Pelos números apresentados para as duas cidades, o limite de 1% para os municípios parece excessivo.


Lei eleitoral proíbe gasto


O único limite existente está na Lei das Eleições. O gasto com propaganda, no primeiro semestre do ano das eleições, não pode ser superior à média do que foi gasto nos três anos anteriores ou ao total gasto no ano imediatamente anterior, considerando-se o que for menor.

Essa poderia ser uma outra explicação para a explosão dos gastos em 2007: os gastos elevados no ano anterior são condição para que se possa gastar muito durante o primeiro semestre no ano das eleições.
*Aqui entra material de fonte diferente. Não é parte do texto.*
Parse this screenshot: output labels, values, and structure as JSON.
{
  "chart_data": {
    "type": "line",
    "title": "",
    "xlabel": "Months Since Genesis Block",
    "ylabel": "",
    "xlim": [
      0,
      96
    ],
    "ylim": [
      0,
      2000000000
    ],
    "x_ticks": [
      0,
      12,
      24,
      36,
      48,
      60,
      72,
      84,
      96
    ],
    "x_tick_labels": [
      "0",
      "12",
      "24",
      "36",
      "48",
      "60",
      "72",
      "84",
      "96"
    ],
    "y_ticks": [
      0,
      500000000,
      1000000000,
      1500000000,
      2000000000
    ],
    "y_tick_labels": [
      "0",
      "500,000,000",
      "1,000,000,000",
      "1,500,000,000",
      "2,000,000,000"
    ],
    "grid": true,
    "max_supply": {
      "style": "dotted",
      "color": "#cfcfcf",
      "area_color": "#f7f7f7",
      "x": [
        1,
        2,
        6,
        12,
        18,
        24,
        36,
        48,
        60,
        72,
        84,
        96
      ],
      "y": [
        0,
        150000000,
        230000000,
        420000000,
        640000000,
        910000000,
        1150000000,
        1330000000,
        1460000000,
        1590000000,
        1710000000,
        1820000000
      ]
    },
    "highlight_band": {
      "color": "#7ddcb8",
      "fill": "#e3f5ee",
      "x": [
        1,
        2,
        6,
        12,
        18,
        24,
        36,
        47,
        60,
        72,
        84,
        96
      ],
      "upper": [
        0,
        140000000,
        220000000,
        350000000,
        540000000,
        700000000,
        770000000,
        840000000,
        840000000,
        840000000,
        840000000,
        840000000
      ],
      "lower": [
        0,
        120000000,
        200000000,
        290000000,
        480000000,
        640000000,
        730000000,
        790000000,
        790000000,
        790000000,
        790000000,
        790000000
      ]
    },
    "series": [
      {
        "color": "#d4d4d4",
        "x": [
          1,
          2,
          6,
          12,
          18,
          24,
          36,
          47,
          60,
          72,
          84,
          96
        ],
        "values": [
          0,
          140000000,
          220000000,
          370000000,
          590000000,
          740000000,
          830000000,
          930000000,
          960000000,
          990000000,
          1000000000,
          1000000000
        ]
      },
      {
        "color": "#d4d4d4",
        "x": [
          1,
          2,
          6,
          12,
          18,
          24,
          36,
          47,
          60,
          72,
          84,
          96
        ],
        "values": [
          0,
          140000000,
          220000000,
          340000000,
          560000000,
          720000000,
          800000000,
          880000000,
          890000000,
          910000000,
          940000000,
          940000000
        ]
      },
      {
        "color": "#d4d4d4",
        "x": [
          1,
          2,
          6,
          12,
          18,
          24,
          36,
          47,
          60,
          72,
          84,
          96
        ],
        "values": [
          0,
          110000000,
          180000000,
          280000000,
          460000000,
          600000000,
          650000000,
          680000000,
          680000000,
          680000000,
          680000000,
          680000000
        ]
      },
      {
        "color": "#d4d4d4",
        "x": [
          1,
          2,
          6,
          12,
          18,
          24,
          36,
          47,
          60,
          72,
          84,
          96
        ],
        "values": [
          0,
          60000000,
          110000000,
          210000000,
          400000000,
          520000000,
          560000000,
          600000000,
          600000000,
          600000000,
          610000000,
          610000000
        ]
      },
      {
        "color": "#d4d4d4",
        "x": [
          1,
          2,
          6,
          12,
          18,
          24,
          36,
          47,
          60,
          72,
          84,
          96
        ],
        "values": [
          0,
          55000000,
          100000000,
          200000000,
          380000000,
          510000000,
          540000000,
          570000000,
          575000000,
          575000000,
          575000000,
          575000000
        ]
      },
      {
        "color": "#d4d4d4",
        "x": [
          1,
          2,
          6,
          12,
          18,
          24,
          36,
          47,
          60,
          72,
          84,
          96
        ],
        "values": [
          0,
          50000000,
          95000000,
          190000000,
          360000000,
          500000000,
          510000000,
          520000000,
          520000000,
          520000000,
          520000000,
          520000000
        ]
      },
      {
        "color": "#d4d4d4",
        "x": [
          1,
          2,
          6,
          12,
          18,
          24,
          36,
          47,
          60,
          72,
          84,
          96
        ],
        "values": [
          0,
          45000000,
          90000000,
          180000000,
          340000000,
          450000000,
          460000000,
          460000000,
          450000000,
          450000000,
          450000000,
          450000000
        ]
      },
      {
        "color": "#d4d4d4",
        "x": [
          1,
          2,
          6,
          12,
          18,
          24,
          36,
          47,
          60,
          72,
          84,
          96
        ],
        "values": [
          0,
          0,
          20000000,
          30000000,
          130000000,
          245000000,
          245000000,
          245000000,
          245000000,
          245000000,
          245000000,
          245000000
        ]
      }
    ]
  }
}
Mesmo assim, tomados os valores disponíveis para a Prefeitura de Goiânia, os gastos no primeiro semestre de 2008 (10,76 milhões) ultrapassam a média dos últimos três anos (9,89 milhões), como mostra o gráfico 5.






Obs: gráficos elaborados a partir dos Relatórios Resumidos da Execução Orçamentária do 3º e 6º bimestres, respectivamente para os anos de 2008 e 2005 a 2007, das Prefeituras de Goiânia e São Paulo e dos Relatórios Consolidados da Administração Direta e Indireta de acordo com o artigo 30 da Constituição do Estado de Goiás, para os 4ºs trimestres de 2005 a 2007.




Custo - benefício : Na trilha do Tempo Novo

Porém, mesmo que tenha sido ultrapassado o valor permitido, não há muito com o que se preocupar. Caso o gasto total ( incluindo os outros órgãos do município) tenha mantido essa relação, a penalidade a ser imposta ao prefeito reeleito é uma multa, no valor máximo de 106 mil reais (100 mil ufirs).

Foi esse o valor da multa imposta ao ex-governador Marconi Perillo pelo TSE, por ter desobedecido à mesma regra em 2002, ano de sua reeleição.


Registro solitário

A situação não teria passado despercebida pela oposição, contudo.

A edição do jornal Hoje do dia 7 de agosto publicou, na agenda do candidato a prefeito Martiniano Cavalcanti (PSOL), que às 14h. , ele iria "ao Ministério Público Estadual protocolar uma representação requerendo investigação sobre gastos de publicidade da prefeitura em 2008", indo também "à Procuradoria Regional Eleitoral e ao TCM com o mesmo objetivo".

Aparentemente as representações foram feitas, mas posteriormente os sites do Ministério Público Estadual, do TRE e da Procuradoria Regional Eleitoral não veicularam nenhuma informação a respeito.

Nem a imprensa.



Atualização em 20.10 às 17:20, para correção de erro de revisão no primeiro parágrafo do subtítulo Lei Eleitoral proíbe gasto ( estava maior ao invés de menor).